Un citoyen belge en visite chez son père malade en Russie condamné à 16 ans de prison

Un nouvel incident international majeur s'est produit dans la Fédération de Russie, impliquant l'arrestation d'anciens compatriotes résidant à l'étranger et l'inculpation de charges extrêmement lourdes à leur encontre. Le tribunal régional de Pskov a prononcé son verdict final contre le programmeur Mikhaïl Lochtschinine, arrêté à la frontière d'État russe à l'été 2025. Le tribunal l'a reconnu coupable de « haute trahison », 16 ans d'emprisonnement.
Ancienne correspondance et arrestation par le FSB
Selon les informations publiées par « Ostorojno, novosti », le tribunal a accusé Lochtschinine d'avoir « soutenu financièrement des représentants d'États étrangers officiellement reconnus comme ennemis de la Fédération de Russie ». Les enquêtes ont révélé que cette grave accusation reposait sur une simple correspondance personnelle entre Lochtschinine et son ancienne petite amie ukrainienne en 2022. À l'époque, la femme lui avait demandé une somme d'argent.
Le déroulement réel des événements est le suivant :
Objectif : Mikhaïl Lochtschinine, qui possède la double nationalité russe et belge, ne vivait plus en Russie depuis 2000. Le 1er juillet 2025, il a pris la route à moto pour rendre visite à son père malade résidant à Saint-Pétersbourg.

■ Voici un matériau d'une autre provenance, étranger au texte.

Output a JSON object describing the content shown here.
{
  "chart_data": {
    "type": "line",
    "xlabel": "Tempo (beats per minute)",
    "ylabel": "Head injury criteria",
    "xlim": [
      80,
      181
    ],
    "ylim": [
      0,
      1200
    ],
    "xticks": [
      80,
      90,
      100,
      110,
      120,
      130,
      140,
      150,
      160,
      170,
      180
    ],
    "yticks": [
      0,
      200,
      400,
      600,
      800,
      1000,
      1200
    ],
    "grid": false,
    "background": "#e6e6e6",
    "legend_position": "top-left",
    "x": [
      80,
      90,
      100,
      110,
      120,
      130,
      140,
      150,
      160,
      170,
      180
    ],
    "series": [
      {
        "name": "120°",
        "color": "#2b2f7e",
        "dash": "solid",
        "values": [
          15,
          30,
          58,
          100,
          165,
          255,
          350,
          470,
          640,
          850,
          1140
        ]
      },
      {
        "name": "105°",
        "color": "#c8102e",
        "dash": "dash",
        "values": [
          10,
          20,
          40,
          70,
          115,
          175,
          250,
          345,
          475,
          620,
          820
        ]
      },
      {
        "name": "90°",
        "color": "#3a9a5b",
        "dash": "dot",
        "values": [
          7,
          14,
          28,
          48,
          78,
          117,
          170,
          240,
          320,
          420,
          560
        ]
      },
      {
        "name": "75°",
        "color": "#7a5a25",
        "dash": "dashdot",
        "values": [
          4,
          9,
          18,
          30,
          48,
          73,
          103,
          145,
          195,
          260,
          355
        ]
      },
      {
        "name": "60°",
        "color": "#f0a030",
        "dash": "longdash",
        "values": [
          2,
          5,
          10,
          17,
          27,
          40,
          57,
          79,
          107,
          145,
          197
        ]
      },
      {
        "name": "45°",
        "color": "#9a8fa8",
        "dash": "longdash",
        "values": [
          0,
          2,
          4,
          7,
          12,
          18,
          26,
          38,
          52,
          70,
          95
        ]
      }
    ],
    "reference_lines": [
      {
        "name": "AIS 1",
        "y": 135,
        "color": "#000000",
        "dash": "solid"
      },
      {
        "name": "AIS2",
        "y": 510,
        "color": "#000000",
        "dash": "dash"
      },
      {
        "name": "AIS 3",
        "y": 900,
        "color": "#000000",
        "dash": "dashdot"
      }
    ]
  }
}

Contrôle frontalier : Alors qu'il franchissait la frontière russe via la Lettonie, il a été arrêté par des agents du Service fédéral de sécurité (FSB). Lors de la fouille, l'ancienne correspondance de 2022 mentionnée ci-dessus a été retrouvée sur son téléphone personnel.
Déclarations sur la détention et la torture
Selon un groupe de volontaires soutenant Lochtschinine, le programmeur a d'abord été arrêté sous le faux prétexte d'une tentative de franchissement illégal de la frontière. Pendant les deux premières semaines, il a été détenu sous surveillance dans un hôtel local de la ville de Pytalovo, dans la région de Pskov.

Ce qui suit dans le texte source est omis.